Cependant, il a insisté sur le fait que, avec les migrants arrivant des îles Canaries, ils constatent qu’ils sont « un transit très rapide à travers les centres d’accueil » et en plus, comme il a ajouté, « ce sont des enfants qui ne sont pas en âge d’être scolarisés, qui sont en bonne santé ».

Pour sa part, le sénateur PP a critiqué le gouvernement pour son « improvisation, son opacité, son arbitraire et son sectarisme » dans la gestion de cette crise migratoire et a critiqué le fait « qu’il n’explique pas quels sont les critères de répartition, pour la répartition des ressources ». . Il a également dénoncé le fait qu' »une ONG ait reçu 60 millions d’euros ».

« Est-ce mauvais ? Non. Est-ce inquiétant ? Oui, parce que les présidents sont deux anciens députés socialistes. Et savez-vous qui en est membre ? Le troisième vice-président. Est-ce surprenant ? Non, parce que le troisième vice-président est le persil de toutes les subventions », a-t-il accusé.

Ainsi, il a qualifié de « chaos » la gestion du ministère et a ajouté que le problème n’est pas que le gouvernement est « au pouvoir » mais qu’il est « à la tête d’un homme qui est à Waterloo, qu’ils croient être un émigré qu’ils doivent se transformer en immigrant avec un tapis rouge.

CONFÉRENCE SECTORIELLE SUR L’IMMIGRATION

D’autre part, Escriva a indiqué que si la Conférence sectorielle sur l’immigration n’a pas été convoquée dans cinq ans, « ce sera parce que personne ne l’a demandé ». C’est ce qu’il a déclaré lorsque le sénateur du PP, Emilio José Navarro Castanedo, lui a demandé quand aurait lieu cette réunion, qui aura finalement lieu le lundi 20 novembre, comme l’ont confirmé des sources départementales à Europa Press.

De même, le ministre de l’Inclusion par intérim a insisté sur le fait que la Conférence sectorielle est « de nature structurelle » et qu’« elle ne sert pas à résoudre ou à aborder les problèmes aigus d’arrivée ».

Il a en outre comparé l’arrivée des réfugiés ukrainiens à la crise migratoire actuelle.
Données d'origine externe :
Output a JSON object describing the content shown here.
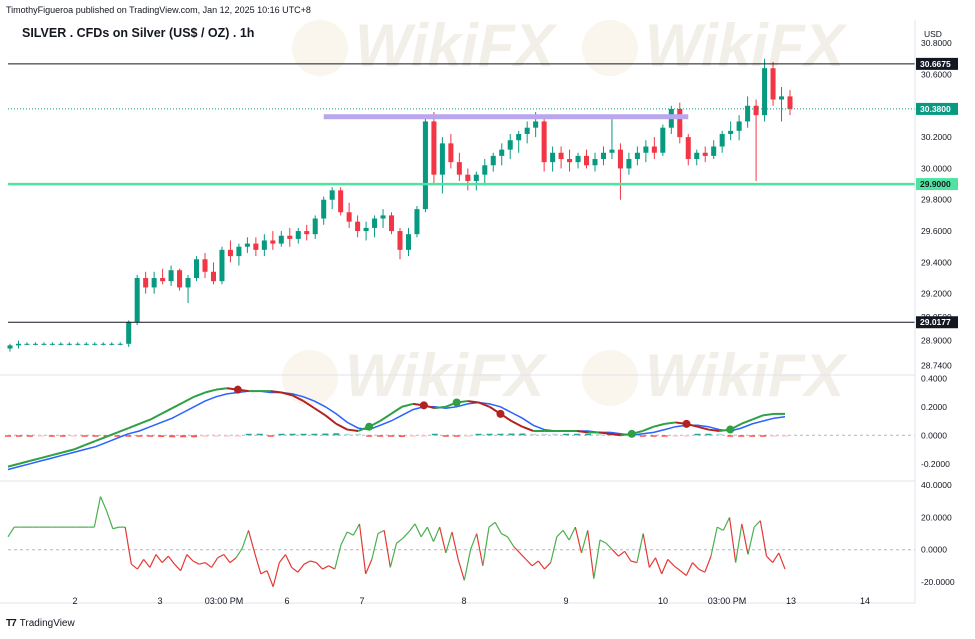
{
  "header": {
    "publish_line": "TimothyFigueroa published on TradingView.com, Jan 12, 2025 10:16 UTC+8",
    "title": "SILVER . CFDs on Silver (US$ / OZ) . 1h",
    "currency": "USD"
  },
  "footer": {
    "logo_text": "TradingView"
  },
  "watermark": {
    "text": "WikiFX"
  },
  "colors": {
    "up": "#089981",
    "down": "#f23645",
    "background": "#ffffff",
    "support_line": "#4fe3a2",
    "resistance_band": "#b9a6ec",
    "macd_line": "#2962ff",
    "signal_line_up": "#2ea043",
    "signal_line_down": "#b22222",
    "osc_up": "#4caf50",
    "osc_down": "#e53935"
  },
  "chart_data": [
    {
      "type": "candlestick",
      "title": "SILVER . CFDs on Silver (US$ / OZ) . 1h",
      "x_ticks": [
        "2",
        "3",
        "03:00 PM",
        "6",
        "7",
        "8",
        "9",
        "10",
        "03:00 PM",
        "13",
        "14"
      ],
      "y_ticks": [
        "30.8000",
        "30.6000",
        "30.4000",
        "30.2000",
        "30.0000",
        "29.8000",
        "29.6000",
        "29.4000",
        "29.2000",
        "29.0500",
        "28.9000",
        "28.7400"
      ],
      "y_range": [
        28.7,
        30.82
      ],
      "horizontal_lines": [
        {
          "label": "30.6675",
          "value": 30.6675,
          "style": "black"
        },
        {
          "label": "29.0177",
          "value": 29.0177,
          "style": "black"
        },
        {
          "label": "29.9000",
          "value": 29.9,
          "style": "green-support"
        }
      ],
      "last_price": {
        "label": "30.3800",
        "value": 30.38
      },
      "resistance_band": {
        "value": 30.33,
        "from_x": "7",
        "to_x": "10"
      },
      "candles": [
        [
          28.85,
          28.88,
          28.83,
          28.87
        ],
        [
          28.87,
          28.9,
          28.85,
          28.88
        ],
        [
          28.88,
          28.89,
          28.87,
          28.88
        ],
        [
          28.88,
          28.89,
          28.87,
          28.88
        ],
        [
          28.88,
          28.89,
          28.87,
          28.88
        ],
        [
          28.88,
          28.89,
          28.87,
          28.88
        ],
        [
          28.88,
          28.89,
          28.87,
          28.88
        ],
        [
          28.88,
          28.89,
          28.87,
          28.88
        ],
        [
          28.88,
          28.89,
          28.87,
          28.88
        ],
        [
          28.88,
          28.89,
          28.87,
          28.88
        ],
        [
          28.88,
          28.89,
          28.87,
          28.88
        ],
        [
          28.88,
          28.89,
          28.87,
          28.88
        ],
        [
          28.88,
          28.89,
          28.87,
          28.88
        ],
        [
          28.88,
          28.89,
          28.87,
          28.88
        ],
        [
          28.88,
          29.03,
          28.86,
          29.02
        ],
        [
          29.02,
          29.32,
          29.0,
          29.3
        ],
        [
          29.3,
          29.34,
          29.2,
          29.24
        ],
        [
          29.24,
          29.34,
          29.2,
          29.3
        ],
        [
          29.3,
          29.36,
          29.26,
          29.28
        ],
        [
          29.28,
          29.38,
          29.25,
          29.35
        ],
        [
          29.35,
          29.36,
          29.22,
          29.24
        ],
        [
          29.24,
          29.32,
          29.14,
          29.3
        ],
        [
          29.3,
          29.44,
          29.28,
          29.42
        ],
        [
          29.42,
          29.46,
          29.3,
          29.34
        ],
        [
          29.34,
          29.4,
          29.26,
          29.28
        ],
        [
          29.28,
          29.5,
          29.26,
          29.48
        ],
        [
          29.48,
          29.54,
          29.4,
          29.44
        ],
        [
          29.44,
          29.52,
          29.38,
          29.5
        ],
        [
          29.5,
          29.56,
          29.46,
          29.52
        ],
        [
          29.52,
          29.56,
          29.44,
          29.48
        ],
        [
          29.48,
          29.58,
          29.44,
          29.54
        ],
        [
          29.54,
          29.6,
          29.48,
          29.52
        ],
        [
          29.52,
          29.6,
          29.5,
          29.57
        ],
        [
          29.57,
          29.62,
          29.5,
          29.55
        ],
        [
          29.55,
          29.62,
          29.52,
          29.6
        ],
        [
          29.6,
          29.64,
          29.54,
          29.58
        ],
        [
          29.58,
          29.7,
          29.55,
          29.68
        ],
        [
          29.68,
          29.82,
          29.64,
          29.8
        ],
        [
          29.8,
          29.88,
          29.74,
          29.86
        ],
        [
          29.86,
          29.88,
          29.7,
          29.72
        ],
        [
          29.72,
          29.78,
          29.62,
          29.66
        ],
        [
          29.66,
          29.7,
          29.56,
          29.6
        ],
        [
          29.6,
          29.66,
          29.54,
          29.62
        ],
        [
          29.62,
          29.7,
          29.56,
          29.68
        ],
        [
          29.68,
          29.74,
          29.62,
          29.7
        ],
        [
          29.7,
          29.72,
          29.58,
          29.6
        ],
        [
          29.6,
          29.62,
          29.42,
          29.48
        ],
        [
          29.48,
          29.62,
          29.44,
          29.58
        ],
        [
          29.58,
          29.76,
          29.56,
          29.74
        ],
        [
          29.74,
          30.32,
          29.72,
          30.3
        ],
        [
          30.3,
          30.36,
          29.9,
          29.96
        ],
        [
          29.96,
          30.2,
          29.84,
          30.16
        ],
        [
          30.16,
          30.22,
          30.0,
          30.04
        ],
        [
          30.04,
          30.1,
          29.92,
          29.96
        ],
        [
          29.96,
          30.0,
          29.86,
          29.92
        ],
        [
          29.92,
          29.98,
          29.86,
          29.96
        ],
        [
          29.96,
          30.06,
          29.9,
          30.02
        ],
        [
          30.02,
          30.1,
          29.98,
          30.08
        ],
        [
          30.08,
          30.16,
          30.02,
          30.12
        ],
        [
          30.12,
          30.22,
          30.06,
          30.18
        ],
        [
          30.18,
          30.24,
          30.1,
          30.22
        ],
        [
          30.22,
          30.3,
          30.16,
          30.26
        ],
        [
          30.26,
          30.36,
          30.2,
          30.3
        ],
        [
          30.3,
          30.34,
          29.98,
          30.04
        ],
        [
          30.04,
          30.14,
          29.98,
          30.1
        ],
        [
          30.1,
          30.14,
          30.0,
          30.06
        ],
        [
          30.06,
          30.12,
          29.98,
          30.04
        ],
        [
          30.04,
          30.1,
          30.0,
          30.08
        ],
        [
          30.08,
          30.12,
          30.0,
          30.02
        ],
        [
          30.02,
          30.1,
          29.98,
          30.06
        ],
        [
          30.06,
          30.14,
          30.02,
          30.1
        ],
        [
          30.1,
          30.34,
          30.06,
          30.12
        ],
        [
          30.12,
          30.16,
          29.8,
          30.0
        ],
        [
          30.0,
          30.1,
          29.96,
          30.06
        ],
        [
          30.06,
          30.14,
          30.02,
          30.1
        ],
        [
          30.1,
          30.18,
          30.04,
          30.14
        ],
        [
          30.14,
          30.2,
          30.06,
          30.1
        ],
        [
          30.1,
          30.28,
          30.08,
          30.26
        ],
        [
          30.26,
          30.4,
          30.22,
          30.38
        ],
        [
          30.38,
          30.42,
          30.16,
          30.2
        ],
        [
          30.2,
          30.22,
          30.02,
          30.06
        ],
        [
          30.06,
          30.12,
          30.02,
          30.1
        ],
        [
          30.1,
          30.14,
          30.04,
          30.08
        ],
        [
          30.08,
          30.18,
          30.06,
          30.14
        ],
        [
          30.14,
          30.24,
          30.1,
          30.22
        ],
        [
          30.22,
          30.3,
          30.18,
          30.24
        ],
        [
          30.24,
          30.34,
          30.18,
          30.3
        ],
        [
          30.3,
          30.46,
          30.26,
          30.4
        ],
        [
          30.4,
          30.44,
          29.92,
          30.34
        ],
        [
          30.34,
          30.7,
          30.3,
          30.64
        ],
        [
          30.64,
          30.68,
          30.4,
          30.44
        ],
        [
          30.44,
          30.52,
          30.3,
          30.46
        ],
        [
          30.46,
          30.5,
          30.34,
          30.38
        ]
      ]
    },
    {
      "type": "macd",
      "y_ticks": [
        "0.4000",
        "0.2000",
        "0.0000",
        "-0.2000"
      ],
      "y_range": [
        -0.3,
        0.43
      ],
      "macd": [
        -0.24,
        -0.22,
        -0.2,
        -0.18,
        -0.16,
        -0.14,
        -0.12,
        -0.1,
        -0.08,
        -0.05,
        -0.02,
        0.01,
        0.03,
        0.06,
        0.09,
        0.12,
        0.16,
        0.2,
        0.24,
        0.27,
        0.29,
        0.3,
        0.31,
        0.31,
        0.3,
        0.3,
        0.29,
        0.27,
        0.24,
        0.2,
        0.15,
        0.09,
        0.05,
        0.04,
        0.07,
        0.1,
        0.14,
        0.18,
        0.2,
        0.2,
        0.19,
        0.2,
        0.22,
        0.23,
        0.22,
        0.2,
        0.16,
        0.12,
        0.07,
        0.04,
        0.03,
        0.03,
        0.03,
        0.03,
        0.02,
        0.02,
        0.01,
        0.0,
        0.01,
        0.02,
        0.04,
        0.06,
        0.07,
        0.07,
        0.06,
        0.04,
        0.03,
        0.05,
        0.08,
        0.1,
        0.12,
        0.13
      ],
      "signal": [
        -0.22,
        -0.2,
        -0.18,
        -0.16,
        -0.14,
        -0.12,
        -0.1,
        -0.07,
        -0.04,
        -0.01,
        0.02,
        0.05,
        0.08,
        0.11,
        0.15,
        0.19,
        0.23,
        0.27,
        0.3,
        0.32,
        0.33,
        0.32,
        0.31,
        0.31,
        0.31,
        0.3,
        0.28,
        0.24,
        0.19,
        0.14,
        0.08,
        0.04,
        0.03,
        0.06,
        0.1,
        0.15,
        0.2,
        0.22,
        0.21,
        0.19,
        0.2,
        0.23,
        0.24,
        0.23,
        0.2,
        0.15,
        0.1,
        0.06,
        0.03,
        0.03,
        0.03,
        0.03,
        0.03,
        0.02,
        0.02,
        0.01,
        0.0,
        0.01,
        0.03,
        0.06,
        0.08,
        0.09,
        0.08,
        0.06,
        0.04,
        0.03,
        0.04,
        0.08,
        0.11,
        0.14,
        0.15,
        0.15
      ],
      "crossover_markers": [
        {
          "x": 21,
          "type": "bearish"
        },
        {
          "x": 33,
          "type": "bullish"
        },
        {
          "x": 38,
          "type": "bearish"
        },
        {
          "x": 41,
          "type": "bullish"
        },
        {
          "x": 45,
          "type": "bearish"
        },
        {
          "x": 57,
          "type": "bullish"
        },
        {
          "x": 62,
          "type": "bearish"
        },
        {
          "x": 66,
          "type": "bullish"
        }
      ]
    },
    {
      "type": "line",
      "y_ticks": [
        "40.0000",
        "20.0000",
        "0.0000",
        "-20.0000"
      ],
      "y_range": [
        -25,
        42
      ],
      "zero_line": 0,
      "series": [
        {
          "values": [
            8,
            14,
            14,
            14,
            14,
            14,
            14,
            14,
            14,
            14,
            14,
            14,
            14,
            14,
            14,
            33,
            24,
            13,
            14,
            14,
            -9,
            -12,
            -6,
            -11,
            -3,
            -8,
            -4,
            -9,
            -13,
            -3,
            -7,
            -9,
            -8,
            -11,
            -5,
            -3,
            -8,
            -5,
            1,
            12,
            -2,
            -15,
            -13,
            -23,
            -8,
            -3,
            -11,
            -14,
            -9,
            -7,
            -8,
            -12,
            -10,
            -12,
            3,
            11,
            9,
            16,
            -15,
            -6,
            10,
            12,
            -11,
            4,
            7,
            11,
            16,
            8,
            14,
            5,
            14,
            -2,
            11,
            -6,
            -19,
            0,
            10,
            -10,
            14,
            17,
            10,
            8,
            2,
            -2,
            -6,
            -10,
            -7,
            -12,
            -8,
            8,
            12,
            6,
            14,
            -2,
            12,
            -18,
            6,
            4,
            0,
            -4,
            -1,
            -7,
            -8,
            10,
            -11,
            -5,
            -15,
            -6,
            -10,
            -13,
            -16,
            -8,
            -12,
            -14,
            -4,
            14,
            12,
            20,
            -8,
            16,
            -3,
            14,
            18,
            -4,
            -8,
            -2,
            -12
          ]
        }
      ]
    }
  ]
}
En ce sens, il a assuré que cette fois-ci « il n’y a pratiquement aucun impact sur les communautés autonomes » et, s’il y en a, « il y a quelque chose sur les mairies ».
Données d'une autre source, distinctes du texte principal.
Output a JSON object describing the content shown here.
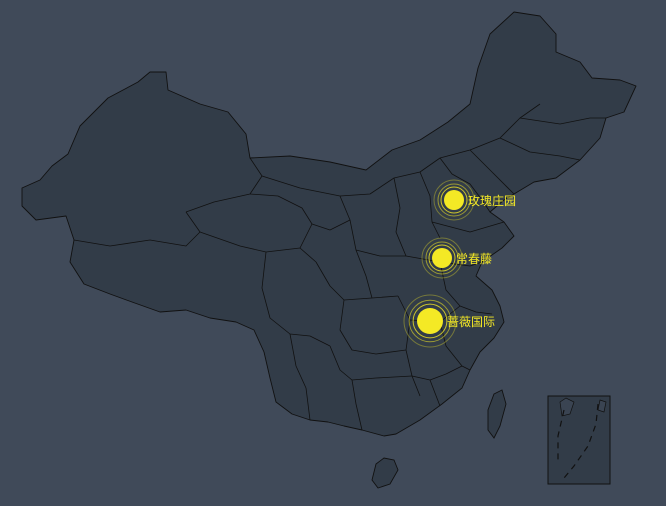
{
  "map": {
    "background_color": "#404a59",
    "land_color": "#323c48",
    "border_color": "#111111",
    "marker_color": "#f4e925"
  },
  "markers": [
    {
      "name": "玫瑰庄园",
      "value": 2
    },
    {
      "name": "常春藤",
      "value": 2
    },
    {
      "name": "蔷薇国际",
      "value": 3
    }
  ]
}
7 000 MINEURS NON ACCOMPAGNÉS

Dans ce sens, il a souligné qu’à l’heure actuelle, il reste 4.000 migrants aux Îles Canaries, à l’exception des mineurs non accompagnés, qui, a-t-il rappelé, ne relèvent pas de la responsabilité de l’État et qu’ils sont « environ 7.000 ». Il a souligné à ce stade que les communautés autonomes n’ont pas accepté « plus que d’en accueillir 400 ».
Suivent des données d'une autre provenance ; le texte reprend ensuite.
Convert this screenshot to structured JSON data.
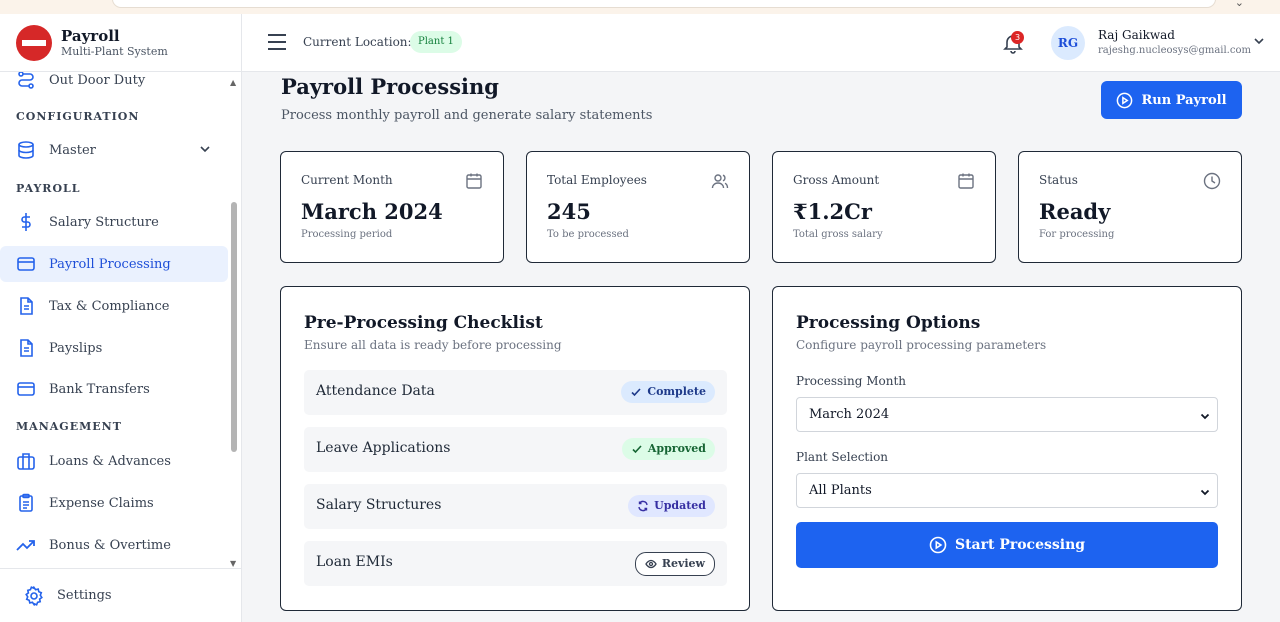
{
  "app": {
    "title": "Payroll",
    "subtitle": "Multi-Plant System"
  },
  "sidebar": {
    "items": [
      {
        "label": "Out Door Duty",
        "icon": "route-icon"
      },
      {
        "label": "Master",
        "icon": "database-icon"
      },
      {
        "label": "Salary Structure",
        "icon": "dollar-icon"
      },
      {
        "label": "Payroll Processing",
        "icon": "credit-card-icon",
        "active": true
      },
      {
        "label": "Tax & Compliance",
        "icon": "document-icon"
      },
      {
        "label": "Payslips",
        "icon": "document-icon"
      },
      {
        "label": "Bank Transfers",
        "icon": "credit-card-icon"
      },
      {
        "label": "Loans & Advances",
        "icon": "briefcase-icon"
      },
      {
        "label": "Expense Claims",
        "icon": "clipboard-icon"
      },
      {
        "label": "Bonus & Overtime",
        "icon": "trending-up-icon"
      }
    ],
    "sections": [
      "CONFIGURATION",
      "PAYROLL",
      "MANAGEMENT"
    ],
    "settings_label": "Settings"
  },
  "header": {
    "location_label": "Current Location:",
    "location_value": "Plant 1",
    "notification_count": "3",
    "user_initials": "RG",
    "user_name": "Raj Gaikwad",
    "user_email": "rajeshg.nucleosys@gmail.com"
  },
  "page": {
    "title": "Payroll Processing",
    "subtitle": "Process monthly payroll and generate salary statements",
    "run_button": "Run Payroll"
  },
  "stats": [
    {
      "label": "Current Month",
      "value": "March 2024",
      "sub": "Processing period",
      "icon": "calendar-icon"
    },
    {
      "label": "Total Employees",
      "value": "245",
      "sub": "To be processed",
      "icon": "users-icon"
    },
    {
      "label": "Gross Amount",
      "value": "₹1.2Cr",
      "sub": "Total gross salary",
      "icon": "calendar-icon"
    },
    {
      "label": "Status",
      "value": "Ready",
      "sub": "For processing",
      "icon": "clock-icon"
    }
  ],
  "checklist": {
    "title": "Pre-Processing Checklist",
    "subtitle": "Ensure all data is ready before processing",
    "rows": [
      {
        "label": "Attendance Data",
        "status": "Complete"
      },
      {
        "label": "Leave Applications",
        "status": "Approved"
      },
      {
        "label": "Salary Structures",
        "status": "Updated"
      },
      {
        "label": "Loan EMIs",
        "status": "Review"
      }
    ]
  },
  "options": {
    "title": "Processing Options",
    "subtitle": "Configure payroll processing parameters",
    "month_label": "Processing Month",
    "month_value": "March 2024",
    "plant_label": "Plant Selection",
    "plant_value": "All Plants",
    "start_button": "Start Processing"
  },
  "colors": {
    "primary": "#1d63f0",
    "brand_red": "#d62828",
    "active_bg": "#eaf1fe"
  }
}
Il a également souligné qu’actuellement, sur l’île d’El Hierro, il n’y a « pratiquement » aucun immigrant. « Nous les déplaçons immédiatement », a-t-il assuré, interrogé par le sénateur du Groupe parlementaire pluriel, Aniceto Javier Armas González, sur « les actions menées par le gouvernement pour accueillir les émigrés qui arrivent aux îles Canaries et leur redistribution des adultes ». et mineurs entre les communautés autonomes ».

Armas a indiqué au ministre par intérim que la situation que l’on vit aux îles Canaries, notamment à El Hierro, est « un drame humanitaire ». « Une centaine de canoës sont entrés dans le port de La Restinga. Un seul d’entre eux a transporté 320 êtres humains, le plus grand de l’histoire de l’immigration aux îles Canaries. Aujourd’hui, en raison du mauvais état de la mer, beaucoup arrivent très mauvais état », a-t-il ajouté.

De même, Armas a regretté que dans l’hôpital de l’île d’El Hierro, avec trente-deux lits, il y ait actuellement quinze patients admis et qu’il ait fallu créer de nouveaux espaces pour les soigner. Enfin, Armas a demandé à Escriva de désigner « maintenant » une autorité unique en matière d’immigration, ainsi que de nommer un directeur insulaire de l’administration de l’État à El Hierro. Le ministre a promis d’étudier leurs demandes.